Fear can originate with mind. Fear produces fear. Fear disarranges circulation of the blood and the nourishment of muscle and nerve. Fear can produce many bodily disorders which in turn feed fear. Fear cannot last unless bodily symptoms exist or arise to justify and feed it. Fear can be cured and removed in two ways: (1) by driving away fear and releasing bodily disorders from its thraldom; (2) by removing the disorders and making fear impossible to the logical mind. An enforced sea voyage begins with the disorder; a clever, buoyant physician begins with the fear. Patent-medicine proprietors, quacks, and fakes of every kind begin by displacing the fear with hope or cheer; the physical disorders frequently vanish by the same window as fear. For fear write self-pity, morbid self-consciousness, hypertrophied submission; to hope and cheer add smile, relaxation, and zest; and we have the chief elements of mental hygiene and the reason why intelligent as well as unintelligent men like to be swindled by medical or other quacks.

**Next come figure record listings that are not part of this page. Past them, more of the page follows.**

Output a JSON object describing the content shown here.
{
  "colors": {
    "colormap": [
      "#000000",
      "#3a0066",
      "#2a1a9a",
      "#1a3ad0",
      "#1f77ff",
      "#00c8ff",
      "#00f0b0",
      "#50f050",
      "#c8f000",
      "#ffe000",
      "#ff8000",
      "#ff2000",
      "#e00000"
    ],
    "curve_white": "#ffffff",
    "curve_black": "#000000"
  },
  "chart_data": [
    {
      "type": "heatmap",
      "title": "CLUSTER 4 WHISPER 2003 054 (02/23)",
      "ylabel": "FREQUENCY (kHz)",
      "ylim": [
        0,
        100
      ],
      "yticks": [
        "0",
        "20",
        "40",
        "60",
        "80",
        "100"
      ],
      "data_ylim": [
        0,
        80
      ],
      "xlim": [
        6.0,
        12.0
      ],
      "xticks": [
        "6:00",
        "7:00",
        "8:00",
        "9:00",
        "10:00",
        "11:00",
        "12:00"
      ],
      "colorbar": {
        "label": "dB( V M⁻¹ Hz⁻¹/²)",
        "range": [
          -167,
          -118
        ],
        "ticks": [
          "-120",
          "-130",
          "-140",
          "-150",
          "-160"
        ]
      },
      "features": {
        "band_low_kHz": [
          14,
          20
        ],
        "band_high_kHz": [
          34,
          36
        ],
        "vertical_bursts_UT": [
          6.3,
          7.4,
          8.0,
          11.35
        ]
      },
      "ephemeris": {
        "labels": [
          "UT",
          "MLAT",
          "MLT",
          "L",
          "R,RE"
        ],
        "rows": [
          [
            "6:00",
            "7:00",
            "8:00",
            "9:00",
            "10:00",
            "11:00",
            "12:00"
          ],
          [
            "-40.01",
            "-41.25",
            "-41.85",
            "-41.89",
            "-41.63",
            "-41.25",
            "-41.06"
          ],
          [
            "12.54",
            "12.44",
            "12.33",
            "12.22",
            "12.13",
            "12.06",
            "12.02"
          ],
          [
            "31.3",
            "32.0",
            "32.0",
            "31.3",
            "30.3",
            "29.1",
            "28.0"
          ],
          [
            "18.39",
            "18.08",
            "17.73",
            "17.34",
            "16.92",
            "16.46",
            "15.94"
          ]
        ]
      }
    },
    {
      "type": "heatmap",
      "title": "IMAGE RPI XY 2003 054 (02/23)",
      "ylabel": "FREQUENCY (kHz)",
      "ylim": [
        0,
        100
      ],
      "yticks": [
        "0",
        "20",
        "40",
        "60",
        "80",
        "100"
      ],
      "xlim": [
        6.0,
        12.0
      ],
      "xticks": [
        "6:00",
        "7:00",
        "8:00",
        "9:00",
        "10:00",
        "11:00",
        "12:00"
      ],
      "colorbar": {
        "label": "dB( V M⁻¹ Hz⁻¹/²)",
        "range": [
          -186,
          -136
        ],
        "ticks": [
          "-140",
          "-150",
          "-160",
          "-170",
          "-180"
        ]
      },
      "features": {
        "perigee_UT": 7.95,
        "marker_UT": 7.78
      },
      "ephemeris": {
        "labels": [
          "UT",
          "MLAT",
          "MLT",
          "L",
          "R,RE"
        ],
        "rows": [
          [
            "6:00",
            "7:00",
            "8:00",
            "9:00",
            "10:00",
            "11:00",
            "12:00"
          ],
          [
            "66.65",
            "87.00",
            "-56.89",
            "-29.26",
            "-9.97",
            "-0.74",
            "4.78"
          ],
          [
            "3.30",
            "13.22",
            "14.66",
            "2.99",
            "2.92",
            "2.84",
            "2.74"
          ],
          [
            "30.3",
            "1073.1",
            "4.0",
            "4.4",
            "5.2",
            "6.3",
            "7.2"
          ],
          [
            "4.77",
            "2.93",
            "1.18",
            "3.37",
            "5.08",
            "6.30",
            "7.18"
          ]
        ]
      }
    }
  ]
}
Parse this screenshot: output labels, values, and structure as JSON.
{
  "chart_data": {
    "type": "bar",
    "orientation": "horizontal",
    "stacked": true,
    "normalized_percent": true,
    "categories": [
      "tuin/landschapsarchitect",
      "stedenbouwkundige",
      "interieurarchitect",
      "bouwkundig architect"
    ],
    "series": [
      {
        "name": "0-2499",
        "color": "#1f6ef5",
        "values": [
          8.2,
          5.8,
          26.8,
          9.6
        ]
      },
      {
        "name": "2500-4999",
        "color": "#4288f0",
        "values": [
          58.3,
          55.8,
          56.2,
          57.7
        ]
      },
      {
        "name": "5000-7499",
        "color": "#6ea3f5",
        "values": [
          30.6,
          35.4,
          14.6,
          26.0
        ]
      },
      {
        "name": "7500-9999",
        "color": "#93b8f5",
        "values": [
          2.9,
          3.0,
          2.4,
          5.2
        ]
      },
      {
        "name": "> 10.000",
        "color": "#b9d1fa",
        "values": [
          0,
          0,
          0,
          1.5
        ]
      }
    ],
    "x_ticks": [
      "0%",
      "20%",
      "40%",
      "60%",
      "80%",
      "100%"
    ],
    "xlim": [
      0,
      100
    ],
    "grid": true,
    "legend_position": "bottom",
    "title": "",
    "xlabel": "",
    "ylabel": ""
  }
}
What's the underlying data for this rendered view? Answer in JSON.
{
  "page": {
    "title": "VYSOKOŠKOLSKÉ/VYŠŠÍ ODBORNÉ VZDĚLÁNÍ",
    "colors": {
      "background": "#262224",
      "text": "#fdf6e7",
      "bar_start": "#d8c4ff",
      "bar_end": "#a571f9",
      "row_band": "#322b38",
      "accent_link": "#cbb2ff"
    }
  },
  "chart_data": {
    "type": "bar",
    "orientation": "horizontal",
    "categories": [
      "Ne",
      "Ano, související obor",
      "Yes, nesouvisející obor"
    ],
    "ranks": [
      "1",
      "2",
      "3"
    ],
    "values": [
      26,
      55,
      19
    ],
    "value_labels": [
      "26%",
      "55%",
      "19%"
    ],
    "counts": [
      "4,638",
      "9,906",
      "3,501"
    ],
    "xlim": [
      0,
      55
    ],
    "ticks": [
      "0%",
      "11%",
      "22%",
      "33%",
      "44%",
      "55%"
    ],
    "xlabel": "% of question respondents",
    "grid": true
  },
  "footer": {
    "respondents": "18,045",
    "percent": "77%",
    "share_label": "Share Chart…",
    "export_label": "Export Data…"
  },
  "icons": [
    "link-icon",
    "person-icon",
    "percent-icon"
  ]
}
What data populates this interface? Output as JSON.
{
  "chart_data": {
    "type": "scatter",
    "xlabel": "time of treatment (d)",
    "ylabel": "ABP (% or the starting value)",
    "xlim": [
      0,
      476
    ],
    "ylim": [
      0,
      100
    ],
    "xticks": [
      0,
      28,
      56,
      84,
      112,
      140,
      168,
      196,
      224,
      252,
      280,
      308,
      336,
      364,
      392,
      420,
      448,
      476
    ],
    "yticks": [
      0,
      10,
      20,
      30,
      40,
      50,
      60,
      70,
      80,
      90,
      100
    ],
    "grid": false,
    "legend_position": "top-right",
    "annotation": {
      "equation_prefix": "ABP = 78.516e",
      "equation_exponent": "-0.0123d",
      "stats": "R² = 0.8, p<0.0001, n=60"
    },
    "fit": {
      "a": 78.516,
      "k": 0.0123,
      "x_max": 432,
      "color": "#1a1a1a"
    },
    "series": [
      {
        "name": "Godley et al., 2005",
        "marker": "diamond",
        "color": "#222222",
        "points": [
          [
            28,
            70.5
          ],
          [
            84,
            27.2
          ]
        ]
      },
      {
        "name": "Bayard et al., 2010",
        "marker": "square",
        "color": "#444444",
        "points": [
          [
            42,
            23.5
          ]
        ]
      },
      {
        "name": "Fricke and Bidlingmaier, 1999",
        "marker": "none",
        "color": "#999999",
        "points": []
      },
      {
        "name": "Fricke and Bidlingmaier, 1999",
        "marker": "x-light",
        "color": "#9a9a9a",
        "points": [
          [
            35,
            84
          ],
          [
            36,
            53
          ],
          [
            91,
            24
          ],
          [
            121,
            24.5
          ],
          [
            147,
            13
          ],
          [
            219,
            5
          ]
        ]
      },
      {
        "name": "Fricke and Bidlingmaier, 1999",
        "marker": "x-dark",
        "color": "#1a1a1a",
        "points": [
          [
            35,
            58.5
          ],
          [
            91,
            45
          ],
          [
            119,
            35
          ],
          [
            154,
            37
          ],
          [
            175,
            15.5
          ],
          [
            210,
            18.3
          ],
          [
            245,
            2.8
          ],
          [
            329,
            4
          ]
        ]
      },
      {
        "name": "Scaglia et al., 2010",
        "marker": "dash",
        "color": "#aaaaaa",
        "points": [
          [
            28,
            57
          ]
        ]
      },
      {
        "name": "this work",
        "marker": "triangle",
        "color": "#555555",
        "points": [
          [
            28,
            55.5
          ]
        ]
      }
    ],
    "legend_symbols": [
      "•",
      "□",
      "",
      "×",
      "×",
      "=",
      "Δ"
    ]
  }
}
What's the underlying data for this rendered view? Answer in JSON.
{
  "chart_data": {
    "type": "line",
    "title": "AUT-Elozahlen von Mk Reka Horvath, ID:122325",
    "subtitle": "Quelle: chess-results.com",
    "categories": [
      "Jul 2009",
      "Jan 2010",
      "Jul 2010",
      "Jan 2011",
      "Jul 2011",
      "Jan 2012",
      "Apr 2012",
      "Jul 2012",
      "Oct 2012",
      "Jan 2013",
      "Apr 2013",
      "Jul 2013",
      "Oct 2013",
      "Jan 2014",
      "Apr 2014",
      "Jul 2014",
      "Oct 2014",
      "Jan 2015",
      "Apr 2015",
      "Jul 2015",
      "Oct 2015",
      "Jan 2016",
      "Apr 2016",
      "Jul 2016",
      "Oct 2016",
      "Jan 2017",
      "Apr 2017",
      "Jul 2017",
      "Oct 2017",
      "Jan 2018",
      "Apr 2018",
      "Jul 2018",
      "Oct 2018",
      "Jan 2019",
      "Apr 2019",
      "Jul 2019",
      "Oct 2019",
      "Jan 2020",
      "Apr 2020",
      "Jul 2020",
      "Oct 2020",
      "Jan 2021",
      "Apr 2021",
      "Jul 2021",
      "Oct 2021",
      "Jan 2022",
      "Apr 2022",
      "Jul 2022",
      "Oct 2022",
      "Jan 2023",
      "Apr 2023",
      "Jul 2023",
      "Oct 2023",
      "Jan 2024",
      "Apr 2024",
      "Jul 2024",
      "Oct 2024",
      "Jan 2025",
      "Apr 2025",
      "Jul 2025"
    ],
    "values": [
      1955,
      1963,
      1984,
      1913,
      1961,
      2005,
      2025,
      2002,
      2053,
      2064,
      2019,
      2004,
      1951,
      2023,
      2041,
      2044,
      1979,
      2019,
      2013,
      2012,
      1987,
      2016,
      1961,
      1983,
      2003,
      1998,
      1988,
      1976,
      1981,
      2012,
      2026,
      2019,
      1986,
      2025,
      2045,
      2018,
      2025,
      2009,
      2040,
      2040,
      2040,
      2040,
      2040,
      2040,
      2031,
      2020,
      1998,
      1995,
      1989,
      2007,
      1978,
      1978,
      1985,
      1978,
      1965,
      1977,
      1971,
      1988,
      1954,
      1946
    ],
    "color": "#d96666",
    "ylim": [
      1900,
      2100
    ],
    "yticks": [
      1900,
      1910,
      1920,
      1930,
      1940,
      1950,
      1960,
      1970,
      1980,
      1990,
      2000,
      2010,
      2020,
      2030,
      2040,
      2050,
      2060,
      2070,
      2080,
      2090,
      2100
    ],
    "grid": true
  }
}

The social aspects of mental hygiene are particularly important. Once admitting the power of the mind to decrease vitality, we recognize the duty of seeming happy, buoyant, cheerful, vital, at least when with others, for the sake of others' minds and bodies. Secondly, we find the duty to refrain from commenting on others' appearance in a way that will start "ingrowing thoughts." A "grouchy" foreman can give blues and indigestion to a roomful of factory girls. A self-pitying teacher can check the heart beats of her class, cause arteries and lungs to contract, and deprive the brain of fresh blood. An oversympathetic neighbor can put a strong man to bed by discovering signs of nervous disintegration. Shall we gradually work out a code of mental hygiene rights and nuisances that will require compulsory notification of the "blues" and compulsory segregation of every person unable to "smile dull care away"? Is the time coming when boards of health will accompany infection leaflets with messages such as this from James Whitcomb Riley:

Talk health. The dreary, never-changing tale Of mortal maladies is worn and stale. You cannot charm or interest or please By harping on that minor chord, disease.
"Whatever the weather may be," says he, "Whatever the weather may be, It's the songs ye sing, and the smiles ye wear, That's a-making the sun shine everywhere."

Mental hygiene has hitherto enjoyed an evil reputation and has been condemned to generally evil associations, because the rank and file have been ignorant of hygiene of every kind. Medical science has so long enveloped itself in mystery that it is in danger now of becoming discredited and of falling heir to the mantle of quackery.